Ward, now retired from the Guardian, relays his observations from reporting on the aftermath of the riots:

“We began to get this sense of division between what you might call the community elders and the young (Asian) lads. What we did discover was that there had been a background. It had been building up for a bit. The British National Party was flexing its muscles and had been around Oldham causing a bit of bother. They’d been leafleting. The Daily Mail had run a story I think about an elderly white man who’d been attacked apparently by Asian kids and quite badly bashed.”

What lit the touch paper to the violence, Ali says, was the rise in activity by the BNP in the area. The strength of feeling over ethnic divisions was shown when, in the general election shortly following the unrest, the party polled their strongest result in a decade. Michael Meacher, the Labour MP representing the seat of Oldham West and Royton said in 2001 that the BNP’s election gains were the result of a “systematic campaign of violence, intimidation and bigotry…perpetrated on the people of Oldham”.

This was already very fertile ground for the far-right. Ward recalls in 2002, speaking to a number of older white residents in an entirely white area. The overriding impression he got was that a number were ‘baffled’ at what had happened to the town.

Given all of this, is community cohesion in a much healthier condition than it was a decade previously?

While advancements have been made, the picture is indeed a mixed one.

Ali’s outlook is decidedly pessimistic. “How things stand ten years on, certainly from my point of view, I think not enough has been done and I don’t see the situation very different from where it was back then,” he says.

“In terms of perceptions and the way people live their lives, sadly it’s still very segregated and that’s true of both communities.”

One big driver of change was a concerted effort at integrating the town’s schools. The Ritchie Report, an independent enquiry looking at Oldham’s problems before and after the disturbances, saw a causal link between housing segregation and educational segregation.

One of the recommendations to come out of the above mentioned Cantle Report was that all schools should ‘consider ways in which they might ensure that their intake is representative of the range of cultures and ethnicity in their local communities.’

The report continues, ‘Ideally admissions policies should avoid more than 75 percent of pupils from one culture or ethnic background in multi-cultural areas.

One of the headline changes to occur in the area’s educational provision was the foundation of the 1,500 pupil Waterhead Academy. The Academy was founded in 2010 and is the result of a merger between two of the town’s most racially segregated schools. Of course, this is part of a long-term plan; at this stage it is too early to tell how successful the project has been. However, early signs have been positive.

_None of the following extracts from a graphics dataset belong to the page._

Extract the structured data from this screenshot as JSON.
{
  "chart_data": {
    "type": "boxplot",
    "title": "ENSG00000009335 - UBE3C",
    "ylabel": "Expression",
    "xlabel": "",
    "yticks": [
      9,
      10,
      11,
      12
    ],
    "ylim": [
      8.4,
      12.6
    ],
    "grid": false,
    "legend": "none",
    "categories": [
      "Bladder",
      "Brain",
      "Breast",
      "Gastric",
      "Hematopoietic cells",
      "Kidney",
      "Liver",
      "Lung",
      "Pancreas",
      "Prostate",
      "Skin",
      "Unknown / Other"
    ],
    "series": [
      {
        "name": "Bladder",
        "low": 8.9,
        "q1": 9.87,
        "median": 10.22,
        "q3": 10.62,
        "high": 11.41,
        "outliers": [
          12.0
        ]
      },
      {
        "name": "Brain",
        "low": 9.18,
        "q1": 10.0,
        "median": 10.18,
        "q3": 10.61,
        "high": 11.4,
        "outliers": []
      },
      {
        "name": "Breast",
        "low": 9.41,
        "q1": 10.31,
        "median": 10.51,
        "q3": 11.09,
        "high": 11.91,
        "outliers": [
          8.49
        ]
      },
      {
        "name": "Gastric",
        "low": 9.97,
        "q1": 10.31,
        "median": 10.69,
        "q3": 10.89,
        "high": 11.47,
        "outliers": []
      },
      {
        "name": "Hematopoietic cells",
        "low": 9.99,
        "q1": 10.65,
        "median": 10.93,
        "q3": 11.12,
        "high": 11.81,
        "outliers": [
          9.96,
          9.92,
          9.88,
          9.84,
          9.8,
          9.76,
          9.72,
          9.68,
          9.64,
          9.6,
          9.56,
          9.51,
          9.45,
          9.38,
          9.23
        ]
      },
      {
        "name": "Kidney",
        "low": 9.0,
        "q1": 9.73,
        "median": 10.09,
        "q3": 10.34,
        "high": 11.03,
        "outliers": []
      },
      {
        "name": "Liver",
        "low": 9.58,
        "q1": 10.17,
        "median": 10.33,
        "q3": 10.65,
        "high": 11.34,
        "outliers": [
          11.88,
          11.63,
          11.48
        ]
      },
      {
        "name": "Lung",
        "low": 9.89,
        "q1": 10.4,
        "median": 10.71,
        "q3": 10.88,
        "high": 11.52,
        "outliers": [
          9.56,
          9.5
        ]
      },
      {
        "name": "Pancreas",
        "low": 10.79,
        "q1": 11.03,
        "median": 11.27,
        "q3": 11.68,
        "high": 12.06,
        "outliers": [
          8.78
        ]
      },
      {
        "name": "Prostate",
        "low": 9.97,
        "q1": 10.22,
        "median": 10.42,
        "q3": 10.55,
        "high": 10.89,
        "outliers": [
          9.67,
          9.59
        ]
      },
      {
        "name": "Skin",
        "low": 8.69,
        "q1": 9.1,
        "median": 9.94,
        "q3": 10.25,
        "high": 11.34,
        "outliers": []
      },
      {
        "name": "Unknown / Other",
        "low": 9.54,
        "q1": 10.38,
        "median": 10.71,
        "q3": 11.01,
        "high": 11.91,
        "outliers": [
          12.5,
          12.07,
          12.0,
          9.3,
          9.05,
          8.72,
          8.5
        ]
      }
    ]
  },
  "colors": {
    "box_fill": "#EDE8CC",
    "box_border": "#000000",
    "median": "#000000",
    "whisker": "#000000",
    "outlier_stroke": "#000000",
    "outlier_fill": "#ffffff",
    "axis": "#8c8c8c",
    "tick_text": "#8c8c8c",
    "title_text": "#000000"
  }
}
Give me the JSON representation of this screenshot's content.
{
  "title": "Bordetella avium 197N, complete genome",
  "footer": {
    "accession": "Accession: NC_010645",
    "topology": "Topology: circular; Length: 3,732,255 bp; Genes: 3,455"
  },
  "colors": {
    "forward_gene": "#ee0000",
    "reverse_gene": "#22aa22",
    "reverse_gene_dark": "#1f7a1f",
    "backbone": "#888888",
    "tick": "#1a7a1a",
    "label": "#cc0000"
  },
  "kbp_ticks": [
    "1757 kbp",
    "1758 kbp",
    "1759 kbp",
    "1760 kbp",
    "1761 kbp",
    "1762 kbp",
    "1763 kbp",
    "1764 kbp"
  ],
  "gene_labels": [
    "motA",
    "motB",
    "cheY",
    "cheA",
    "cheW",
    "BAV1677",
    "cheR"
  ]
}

With integrated schooling and economic renewal seeing the community becoming more cohesive, what does the future hold?

Ali has his own view:

“With our generation where most people drive, everyone can speak English, all those factors that limited where you could live and how you lived don’t really apply so it’s more of a shame when you see our generation or the current generation behaving in that way. It’s sad and it’s true and I think there’s got to be action across the board to change that and it’s got to be voluntary.

“I don’t think you can force it and you know this is one area where I perhaps disagree with other people. You can’t just tell people they have to live somewhere they don’t want to or go to school somewhere they don’t want to but its got to be cleverer than that and genuinely change the way people think about things.”